Researchers from the Departments of Surgery and Medicine at the University of Massachusetts Medical School, Worcester, USA, have analyzed the outcomes of Nissen fundoplications (NF) for patients who failed medical therapy for CC attributable only to GERD (G-CC).

They performed a prospective outcome evaluation of 21 consecutive patients with G-CC undergoing NF from 1997 to 2000 at a tertiary care university hospital.
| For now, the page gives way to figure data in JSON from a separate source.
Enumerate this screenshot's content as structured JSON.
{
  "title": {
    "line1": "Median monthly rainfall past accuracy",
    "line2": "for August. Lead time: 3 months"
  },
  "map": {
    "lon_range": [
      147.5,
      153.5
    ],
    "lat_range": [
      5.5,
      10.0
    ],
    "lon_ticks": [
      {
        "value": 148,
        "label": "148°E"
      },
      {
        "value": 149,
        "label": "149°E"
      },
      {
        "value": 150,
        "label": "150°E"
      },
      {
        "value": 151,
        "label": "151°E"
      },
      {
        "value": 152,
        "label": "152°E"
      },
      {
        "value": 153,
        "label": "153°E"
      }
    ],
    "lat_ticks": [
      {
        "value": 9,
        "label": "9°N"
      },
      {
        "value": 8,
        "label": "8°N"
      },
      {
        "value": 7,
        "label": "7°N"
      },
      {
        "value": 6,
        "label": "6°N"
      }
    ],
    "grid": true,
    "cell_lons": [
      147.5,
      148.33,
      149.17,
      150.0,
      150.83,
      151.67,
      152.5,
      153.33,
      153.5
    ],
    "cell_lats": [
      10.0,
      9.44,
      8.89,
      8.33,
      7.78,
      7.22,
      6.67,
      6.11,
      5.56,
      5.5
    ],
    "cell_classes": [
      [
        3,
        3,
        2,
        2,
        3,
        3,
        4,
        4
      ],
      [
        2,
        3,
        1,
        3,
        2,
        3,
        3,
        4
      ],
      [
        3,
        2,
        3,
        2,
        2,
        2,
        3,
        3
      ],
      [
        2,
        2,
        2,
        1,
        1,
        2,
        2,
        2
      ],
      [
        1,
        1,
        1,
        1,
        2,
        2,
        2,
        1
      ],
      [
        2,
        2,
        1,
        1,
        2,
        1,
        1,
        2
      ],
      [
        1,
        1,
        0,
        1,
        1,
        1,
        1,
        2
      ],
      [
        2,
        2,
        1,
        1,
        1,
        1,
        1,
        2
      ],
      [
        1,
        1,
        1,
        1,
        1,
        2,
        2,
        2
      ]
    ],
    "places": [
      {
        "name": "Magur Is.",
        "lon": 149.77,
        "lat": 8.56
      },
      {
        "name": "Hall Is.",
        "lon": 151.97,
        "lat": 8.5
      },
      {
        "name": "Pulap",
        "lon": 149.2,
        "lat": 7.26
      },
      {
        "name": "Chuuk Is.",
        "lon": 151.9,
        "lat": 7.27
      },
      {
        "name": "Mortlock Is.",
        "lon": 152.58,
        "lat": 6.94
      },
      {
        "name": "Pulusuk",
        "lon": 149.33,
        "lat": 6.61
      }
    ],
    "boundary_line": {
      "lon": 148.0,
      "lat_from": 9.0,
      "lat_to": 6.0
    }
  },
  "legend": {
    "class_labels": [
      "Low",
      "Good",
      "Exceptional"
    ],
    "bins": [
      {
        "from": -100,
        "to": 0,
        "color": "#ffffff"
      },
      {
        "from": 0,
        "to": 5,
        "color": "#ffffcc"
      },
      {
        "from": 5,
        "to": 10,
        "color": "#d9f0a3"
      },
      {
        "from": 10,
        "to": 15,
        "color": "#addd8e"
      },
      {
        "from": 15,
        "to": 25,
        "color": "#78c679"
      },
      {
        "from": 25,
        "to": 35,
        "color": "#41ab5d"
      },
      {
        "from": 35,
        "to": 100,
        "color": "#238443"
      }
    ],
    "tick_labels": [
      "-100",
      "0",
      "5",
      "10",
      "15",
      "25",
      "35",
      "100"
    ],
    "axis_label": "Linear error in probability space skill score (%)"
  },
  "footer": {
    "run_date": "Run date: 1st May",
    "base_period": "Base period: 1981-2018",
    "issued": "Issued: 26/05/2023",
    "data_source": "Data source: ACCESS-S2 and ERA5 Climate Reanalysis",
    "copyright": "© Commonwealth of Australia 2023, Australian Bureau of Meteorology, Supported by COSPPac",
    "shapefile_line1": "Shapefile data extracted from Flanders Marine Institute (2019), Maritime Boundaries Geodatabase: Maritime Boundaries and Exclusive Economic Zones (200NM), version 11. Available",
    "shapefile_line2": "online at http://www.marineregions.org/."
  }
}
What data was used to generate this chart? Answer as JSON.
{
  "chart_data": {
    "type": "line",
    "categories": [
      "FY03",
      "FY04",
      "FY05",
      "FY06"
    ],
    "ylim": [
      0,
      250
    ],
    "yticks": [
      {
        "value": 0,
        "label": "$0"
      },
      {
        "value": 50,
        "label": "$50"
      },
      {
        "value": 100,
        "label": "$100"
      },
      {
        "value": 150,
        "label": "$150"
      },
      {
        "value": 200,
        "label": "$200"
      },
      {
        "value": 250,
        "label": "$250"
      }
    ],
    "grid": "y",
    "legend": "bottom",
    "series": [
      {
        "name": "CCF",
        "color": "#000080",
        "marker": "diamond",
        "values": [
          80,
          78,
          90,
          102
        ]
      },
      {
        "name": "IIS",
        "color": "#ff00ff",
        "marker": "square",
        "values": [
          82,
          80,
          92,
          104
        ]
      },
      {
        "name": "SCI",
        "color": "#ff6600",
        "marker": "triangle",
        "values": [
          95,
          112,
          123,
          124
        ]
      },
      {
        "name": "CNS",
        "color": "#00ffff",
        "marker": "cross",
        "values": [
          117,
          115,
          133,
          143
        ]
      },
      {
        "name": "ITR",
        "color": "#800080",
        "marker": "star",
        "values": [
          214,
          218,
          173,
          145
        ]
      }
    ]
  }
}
A total of 21 patients without prior antireflux surgeries had G-CC diagnosed by a clinical profile and 24-hour pH monitoring showing a cough-reflux correlation.

Respiratory symptoms alone were present in 53% of patients.

NF was performed when G-CC persisted despite intensive medical therapy, including an antireflux diet.

Esophageal pH - a valuable tool for preoperative cough-reflux correlation
Surgical Endoscopy

Preoperatively, all patients underwent 24-hour pH monitoring, esophageal manometry, barium swallow, gastric emptying study, bronchoscopy, and upper endoscopy.

NF was utilized in all cases and laparoscopically in 18.

Before and after surgery, patients graded their cough severity using the Adverse Cough Outcome Survey (ACOS).

Quality of life was measured using the Sickness Impact Profile (SIP).

The researchers identified 18 patients (86%) who, postoperatively, reported an improvement of their cough.

G-CC was considerably improved in 16 of 21 patients (76%), with complete resolution being achieved in 13 patients (62%).

A mild to moderate improvement was found in 2 patients (10%).

Both patient-reported cough severity (ACOS) and quality of life (SIP) significantly improved early on (6-12 weeks) postoperatively. They also persisted during the long-term (1-year) follow-up.

The average length of stay in hospital was 1.78 days for the laparoscopic (n = 18) and 6.3 days for the open surgery (n = 3) groups.

Commenting on the findings, lead author YW Novitsky described 24-hour esophageal pH monitoring as a "valuable tool for preoperative cough-reflux correlation".

"Antireflux surgery is effective in carefully selected patients whose refractory CC is attributable only to GERD," he said.

"Nissen fundoplication controls the severity of cough and improves quality of life, while outcomes are further enhanced using laparoscopic procedures, with shorter hospital stays."